How will we know when we get exactly the right amount of civil litigation?

Several groups publish numbers on how much lawsuits cost Americans each year.  They also emphasize the millions that lawyers earn.  These yardsticks imply that we have too many legal actions.

Lawyer associations and consumer groups on the other hand tend to emphasize the unquantifiable value of justice and its essential role in American democracy and self-governance.

Who has it right?  Blawgletter says neither.  Let the jury decide.

Cases go to verdict so seldom any more that juries play just a tiny role in separating wheat from chaff, lawsuit-wise, and in establishing the line between arguable and frivolous.

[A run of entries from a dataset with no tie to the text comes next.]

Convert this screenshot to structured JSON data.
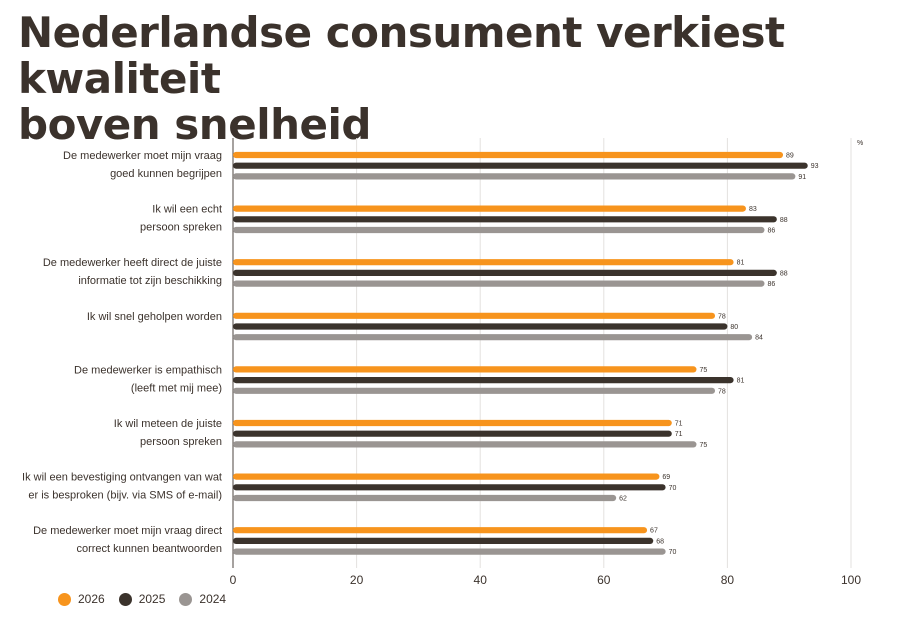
{
  "title_lines": [
    "Nederlandse consument verkiest kwaliteit",
    "boven snelheid"
  ],
  "chart_data": {
    "type": "bar",
    "orientation": "horizontal",
    "unit_label": "%",
    "xlim": [
      0,
      100
    ],
    "xticks": [
      0,
      20,
      40,
      60,
      80,
      100
    ],
    "grid": true,
    "legend_position": "bottom-left",
    "categories": [
      [
        "De medewerker moet mijn vraag",
        "goed kunnen begrijpen"
      ],
      [
        "Ik wil een echt",
        "persoon spreken"
      ],
      [
        "De medewerker heeft direct de juiste",
        "informatie tot zijn beschikking"
      ],
      [
        "Ik wil snel geholpen worden"
      ],
      [
        "De medewerker is empathisch",
        "(leeft met mij mee)"
      ],
      [
        "Ik wil meteen de juiste",
        "persoon spreken"
      ],
      [
        "Ik wil een bevestiging ontvangen van wat",
        "er is besproken (bijv. via SMS of e-mail)"
      ],
      [
        "De medewerker moet mijn vraag direct",
        "correct kunnen beantwoorden"
      ]
    ],
    "series": [
      {
        "name": "2026",
        "color": "#f7941d",
        "values": [
          89,
          83,
          81,
          78,
          75,
          71,
          69,
          67
        ]
      },
      {
        "name": "2025",
        "color": "#3b332c",
        "values": [
          93,
          88,
          88,
          80,
          81,
          71,
          70,
          68
        ]
      },
      {
        "name": "2024",
        "color": "#9a9592",
        "values": [
          91,
          86,
          86,
          84,
          78,
          75,
          62,
          70
        ]
      }
    ]
  }
}
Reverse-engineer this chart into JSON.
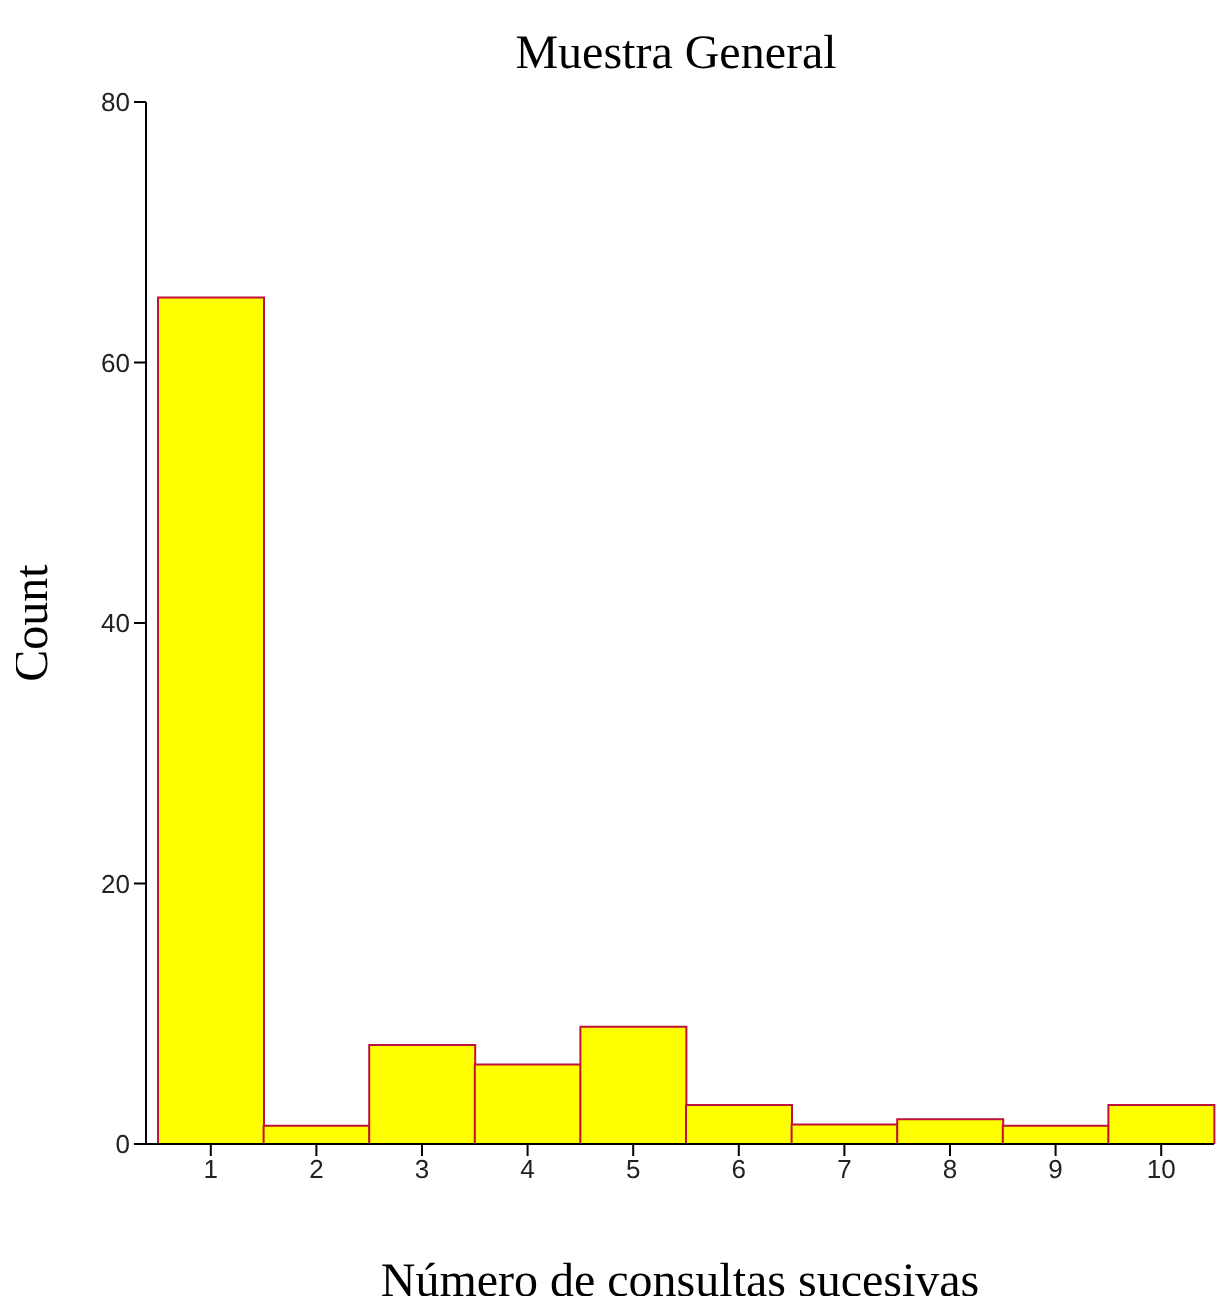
{
  "chart_data": {
    "type": "bar",
    "title": "Muestra General",
    "xlabel": "Número de consultas sucesivas",
    "ylabel": "Count",
    "categories": [
      "1",
      "2",
      "3",
      "4",
      "5",
      "6",
      "7",
      "8",
      "9",
      "10"
    ],
    "values": [
      65,
      1.4,
      7.6,
      6.1,
      9,
      3,
      1.5,
      1.9,
      1.4,
      3
    ],
    "color": "#ffff00",
    "ylim": [
      0,
      80
    ],
    "yticks": [
      0,
      20,
      40,
      60,
      80
    ],
    "grid": false,
    "legend": false
  }
}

The Vioxx cases illustrate the utility of trial by jury.  Drug maker Merck decided to try, rather than quickly settle, claims of heart damage and other injuries from taking the pain killer.  Merck won more verdicts than it lost, driving the potential cost of litigation way down and saving it many billions of dollars.

Those who doubt the effectiveness of the civil justice system do much worse than castigating rich contingent fee lawyers when they cast doubt on the intelligence, the fairness, the reliability of juries.  We think that, as in the Vioxx cases, more juror input makes sensible outcomes more likely rather than less.

Civil litigation has become nasty, brutish, and long.  Having trials will do much to reverse the trend — and maybe to reopen the court house doors to the natural supporters of civil justice, small businesses and the middle class.